Terry Nilon, le cousin de M. Garvey et un autre ancien employé du stade, a déclaré qu’il avait vu l’appartement mais qu’il n’y avait pas beaucoup pensé à l’époque. «Je pensais que c’était drôle», a-t-il dit.

Dans son livre, M. Garvey décrit «une version décalée du sud de Philly de« Le fantôme de l’opéra »», y compris des rencontres avec l’entraîneur des Eagles Dick Vermeil, la légende des Sixers Julius Erving et le lanceur des Phillies Tug McGraw.

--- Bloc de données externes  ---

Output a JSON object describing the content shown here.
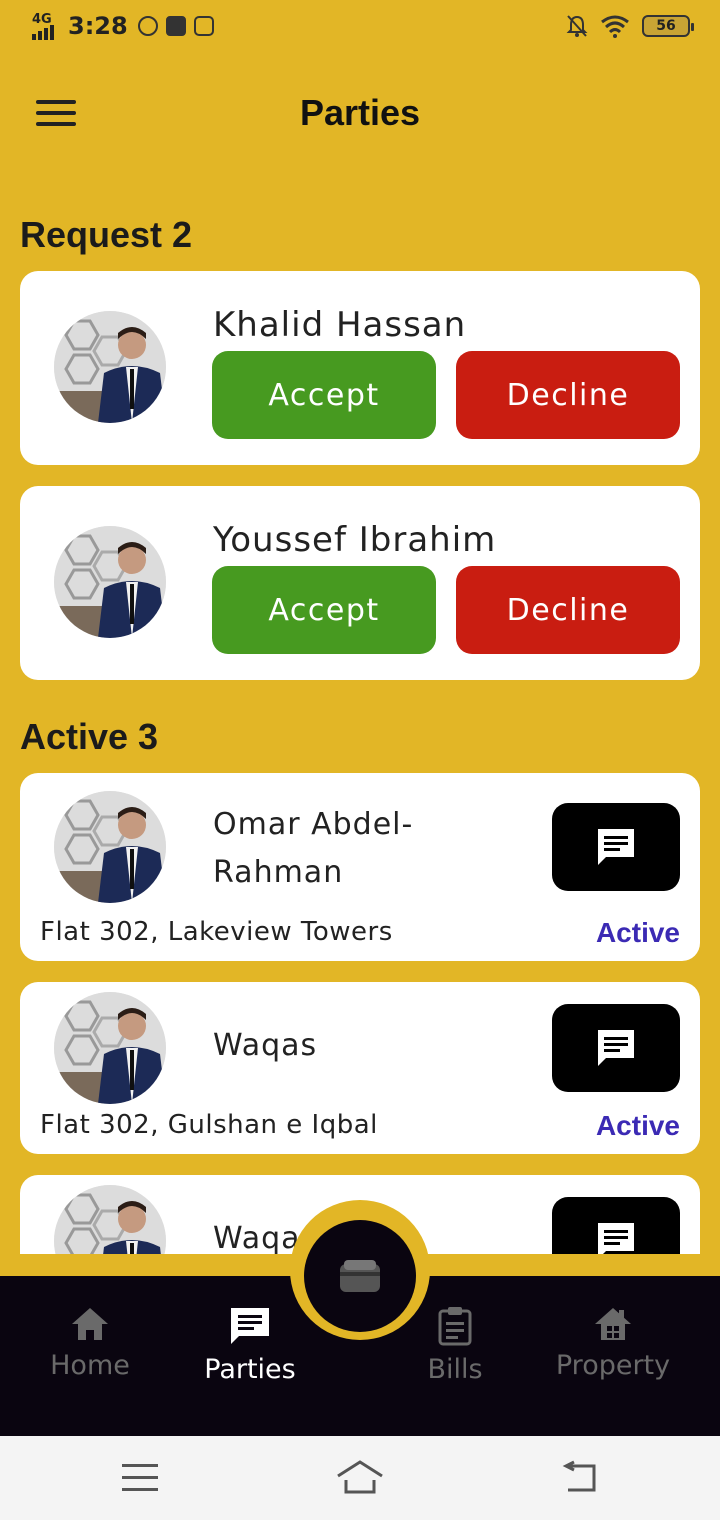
{
  "status_bar": {
    "network": "4G",
    "time": "3:28",
    "battery": "56",
    "left_icons": [
      "whatsapp-icon",
      "mail-icon",
      "instagram-icon"
    ],
    "right_icons": [
      "mute-bell-icon",
      "wifi-icon",
      "battery-icon"
    ]
  },
  "header": {
    "title": "Parties",
    "menu_icon": "hamburger-menu-icon"
  },
  "requests": {
    "title": "Request 2",
    "items": [
      {
        "name": "Khalid Hassan",
        "accept": "Accept",
        "decline": "Decline"
      },
      {
        "name": "Youssef Ibrahim",
        "accept": "Accept",
        "decline": "Decline"
      }
    ]
  },
  "active": {
    "title": "Active 3",
    "items": [
      {
        "name": "Omar Abdel-\nRahman",
        "address": "Flat 302, Lakeview Towers",
        "status": "Active"
      },
      {
        "name": "Waqas",
        "address": "Flat 302, Gulshan e Iqbal",
        "status": "Active"
      },
      {
        "name": "Waqas",
        "address": "",
        "status": ""
      }
    ]
  },
  "bottom_nav": {
    "fab_icon": "wallet-icon",
    "items": [
      {
        "label": "Home",
        "icon": "home-icon",
        "active": false
      },
      {
        "label": "Parties",
        "icon": "chat-icon",
        "active": true
      },
      {
        "label": "Bills",
        "icon": "clipboard-icon",
        "active": false
      },
      {
        "label": "Property",
        "icon": "property-icon",
        "active": false
      }
    ]
  },
  "colors": {
    "background": "#E2B626",
    "accept": "#479A20",
    "decline": "#C91D11",
    "active_status": "#3B2AB4",
    "nav_bar": "#0A0510"
  }
}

Il raconte également des éléments de la vie quotidienne, y compris les amitiés qui l’ont aidé à s’adapter après l’armée, et le temps passé seul, le roller autour du stade vide la nuit avec la ligne d’horizon de la ville, les rivières, les ponts et les vols en toile de fond.

«C’était euphorique», a-t-il déclaré dans l’interview. «C’était comme une forme de méditation pour moi. Cela m’a simplement beaucoup aidé.

Il se cachait bien en vue: tout le monde le connaissait, dit-il, et son travail lui donnait une raison d’être là à toute heure, tous les jours de la semaine.